Why it is hard to imagine there being no afterlife.
Now if you think about it logically and objectively, it doesn't seem that difficult. What's wrong with a consciousness ending, never to continue? Subjectively, however, it's a whole different situation.
The first problem is to make sure people aren't trying to think of the wrong thing. Often people talk about what it would be like without an afterlife in terms of a black void or somesuch. But that's incorrect. A black void, or a blue void, or even a plaid void is still a something. No afterlife would mean absolutely nothing.
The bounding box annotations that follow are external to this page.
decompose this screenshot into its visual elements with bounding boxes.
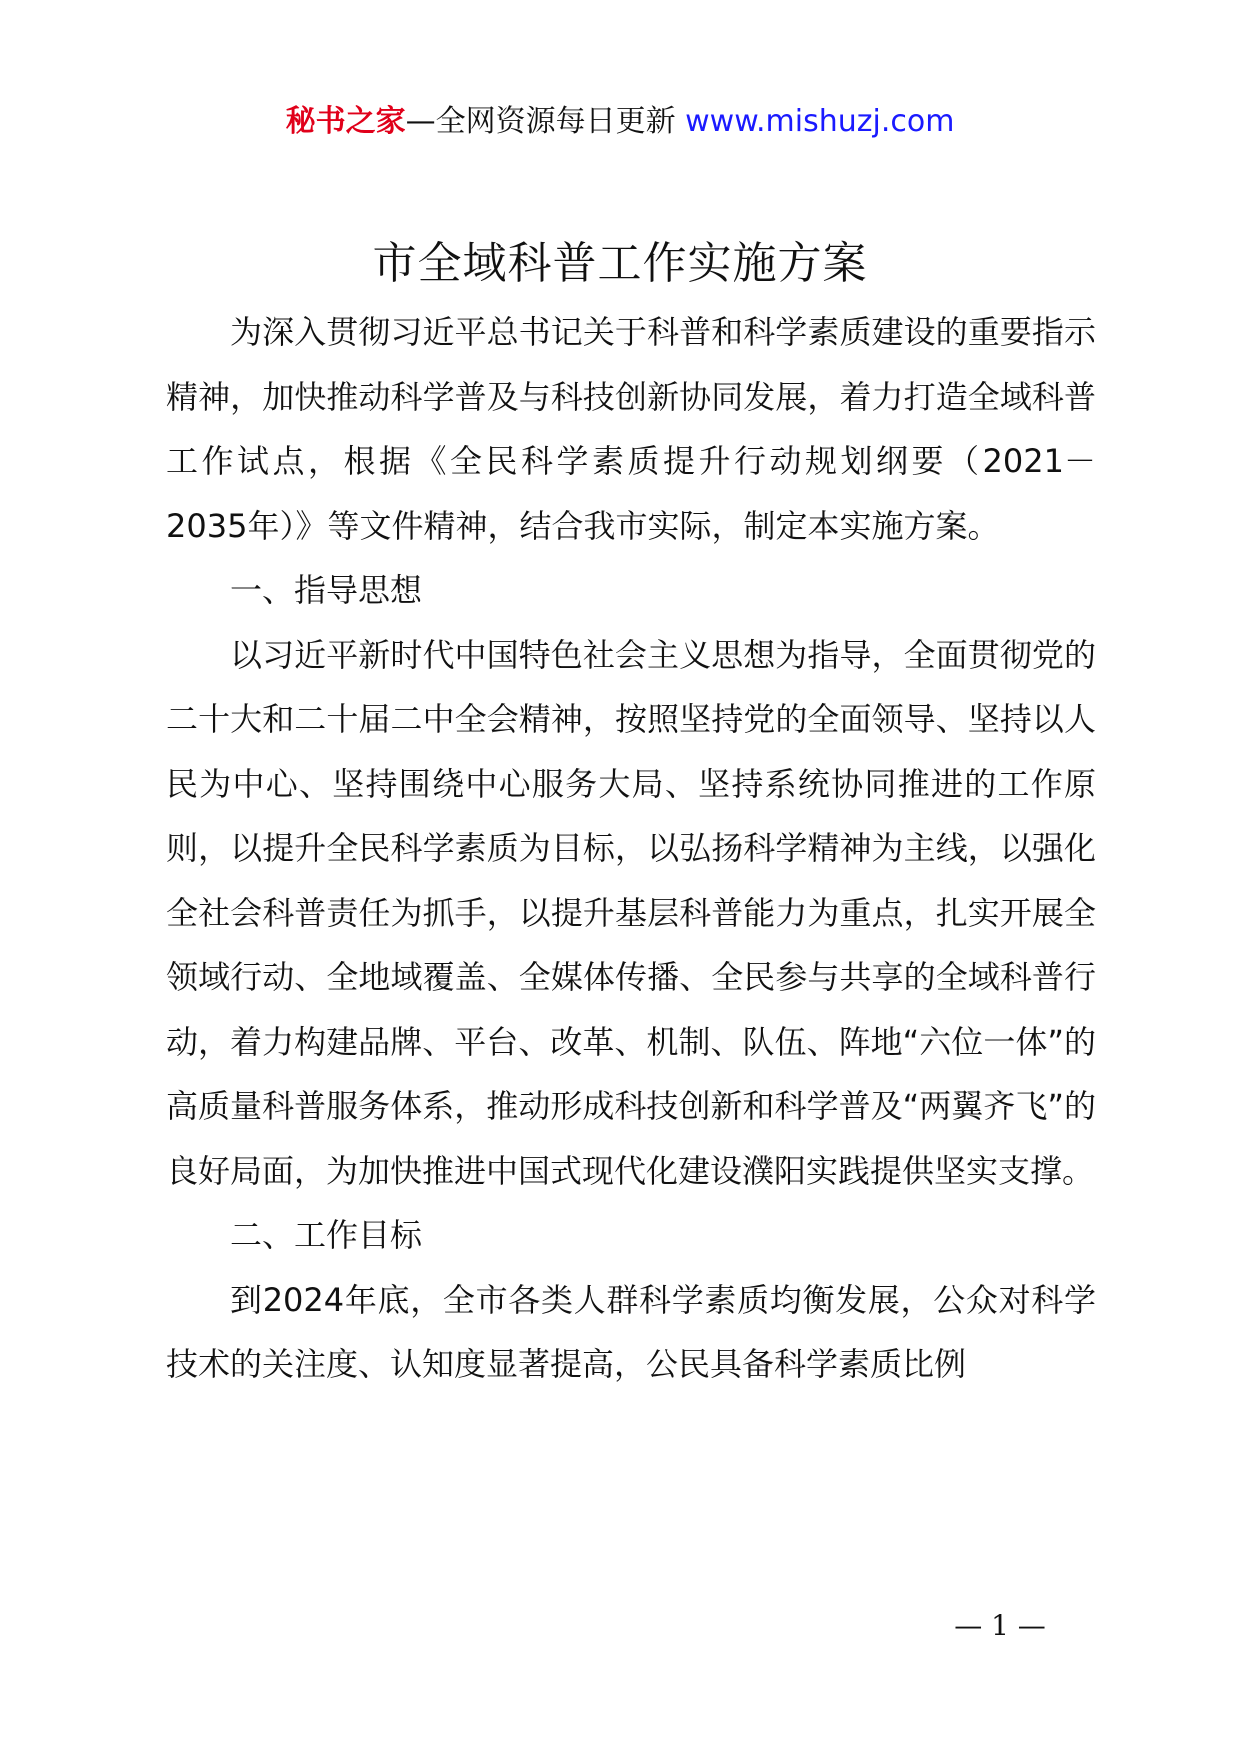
page-number: — 1 — <box>954 1609 1046 1642</box>
intro-paragraph: 为深入贯彻习近平总书记关于科普和科学素质建设的重要指示精神，加快推动科学普及与科技创新协同发展，着力打造全域科普工作试点，根据《全民科学素质提升行动规划纲要（2021－2035年）》等文件精神，结合我市实际，制定本实施方案。 <box>166 313 1096 545</box>
document-title: 市全域科普工作实施方案 <box>372 238 868 289</box>
section-heading-work-goals: 二、工作目标 <box>230 1216 423 1254</box>
section-heading-guiding-ideology: 一、指导思想 <box>230 571 423 609</box>
site-brand: 秘书之家 <box>285 104 406 139</box>
site-slogan: 全网资源每日更新 <box>435 104 686 139</box>
work-goals-paragraph: 到2024年底，全市各类人群科学素质均衡发展，公众对科学技术的关注度、认知度显著提高，公民具备科学素质比例 <box>166 1280 1096 1383</box>
guiding-ideology-paragraph: 以习近平新时代中国特色社会主义思想为指导，全面贯彻党的二十大和二十届二中全会精神，按照坚持党的全面领导、坚持以人民为中心、坚持围绕中心服务大局、坚持系统协同推进的工作原则，以提升全民科学素质为目标，以弘扬科学精神为主线，以强化全社会科普责任为抓手，以提升基层科普能力为重点，扎实开展全领域行动、全地域覆盖、全媒体传播、全民参与共享的全域科普行动，着力构建品牌、平台、改革、机制、队伍、阵地“六位一体”的高质量科普服务体系，推动形成科技创新和科学普及“两翼齐飞”的良好局面，为加快推进中国式现代化建设濮阳实践提供坚实支撑。 <box>166 635 1096 1190</box>
site-url[interactable]: www.mishuzj.com <box>685 104 955 139</box>
document-body <box>166 300 1096 1397</box>
header-separator: — <box>405 104 436 139</box>
site-header <box>0 100 1240 144</box>
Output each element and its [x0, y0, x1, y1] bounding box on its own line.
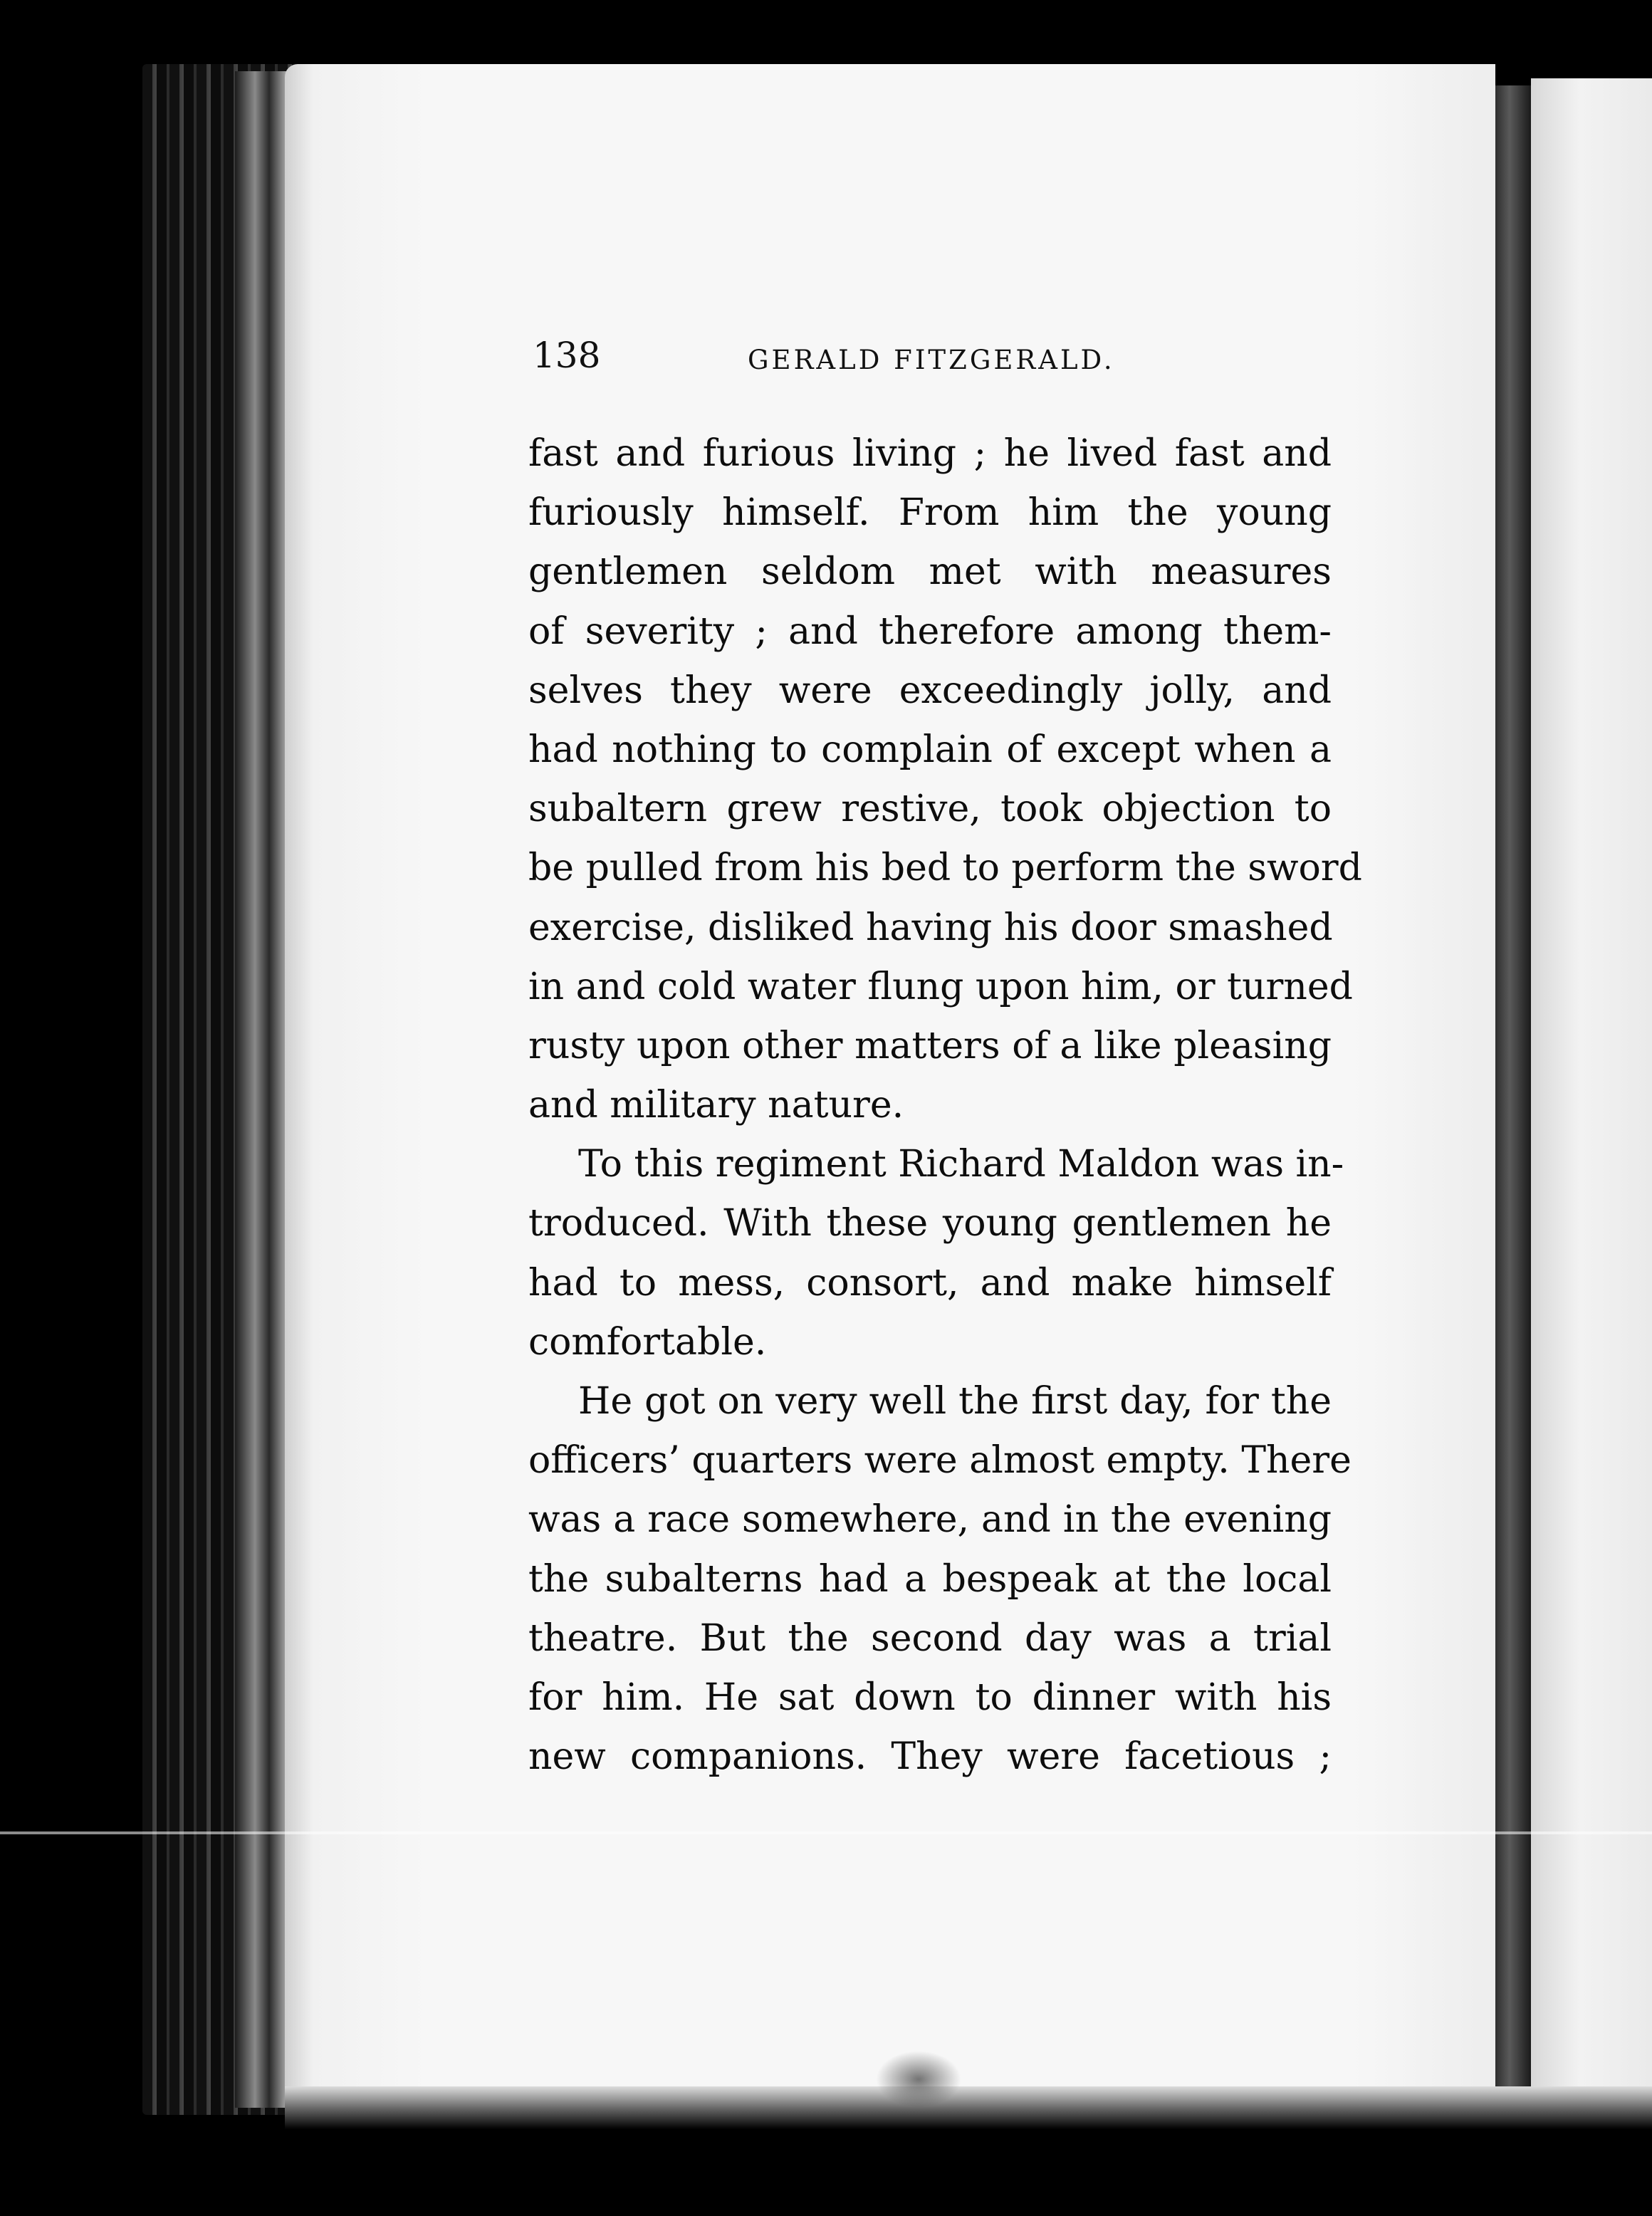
- running-title: GERALD FITZGERALD.: [748, 345, 1115, 375]
- text-line: for him. He sat down to dinner with his: [528, 1676, 1332, 1719]
- text-line: comfortable.: [528, 1320, 767, 1364]
- text-line: the subalterns had a bespeak at the local: [528, 1557, 1332, 1601]
- ink-smudge: [876, 2051, 961, 2108]
- text-line: selves they were exceedingly jolly, and: [528, 669, 1332, 712]
- text-line: gentlemen seldom met with measures: [528, 550, 1332, 594]
- text-line: be pulled from his bed to perform the sword: [528, 847, 1362, 890]
- text-line: fast and furious living ; he lived fast and: [528, 432, 1332, 475]
- running-header: [533, 329, 1330, 386]
- text-line: subaltern grew restive, took objection to: [528, 788, 1332, 831]
- text-line: theatre. But the second day was a trial: [528, 1616, 1332, 1660]
- page-stack-edge: [235, 71, 292, 2108]
- text-line: troduced. With these young gentlemen he: [528, 1202, 1332, 1245]
- text-line: officers’ quarters were almost empty. There: [528, 1439, 1352, 1483]
- text-line: rusty upon other matters of a like pleasing: [528, 1024, 1332, 1067]
- text-line: new companions. They were facetious ;: [528, 1735, 1332, 1779]
- page-number: 138: [533, 335, 601, 376]
- page-bottom-shadow: [285, 2086, 1652, 2129]
- paragraph-1: [528, 424, 1362, 1135]
- body-text: [528, 424, 1362, 1787]
- text-line: had nothing to complain of except when a: [528, 728, 1332, 771]
- text-line: To this regiment Richard Maldon was in-: [578, 1143, 1344, 1186]
- facing-page-edge: [1531, 78, 1652, 2115]
- text-line: furiously himself. From him the young: [528, 491, 1332, 535]
- paragraph-2: [528, 1135, 1344, 1372]
- text-line: exercise, disliked having his door smashed: [528, 906, 1333, 949]
- text-line: in and cold water flung upon him, or turned: [528, 965, 1353, 1008]
- scan-artifact-line: [0, 1831, 1652, 1834]
- text-line: was a race somewhere, and in the evening: [528, 1498, 1332, 1542]
- text-line: of severity ; and therefore among them-: [528, 610, 1332, 653]
- text-line: and military nature.: [528, 1084, 904, 1127]
- text-line: had to mess, consort, and make himself: [528, 1261, 1332, 1305]
- paragraph-3: [528, 1372, 1352, 1787]
- text-line: He got on very well the first day, for the: [578, 1380, 1332, 1423]
- binding-gutter: [1495, 85, 1531, 2115]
Now, it couldn't be unpleasant, because for something to be that way requires you to experience it. But with no afterlife, there's no awareness, no consciousness to experience with. The closest we can come to that state would be unconsciousness, like that created suring surgery. Without the consciousness, there is no way to detect the passage of time, so it all goes by in an instant - you travel from the beginning of that time to the end instantly, from your vantage point.
But because no afterlife means you're dead and unconscious forever, there is no end point. The state goes on for eternity. But if, like with the surgery example, it all travels by in an instant, wouldn't that eternity also travel by in an instant, leaving you at the end? It seems like a paradox that you can't resolve. Forever passing by instantaneously?
I have yet to resolve this in my mind. It doesn't prevent me from not believing in an afterlife, but it doesn't make it easy.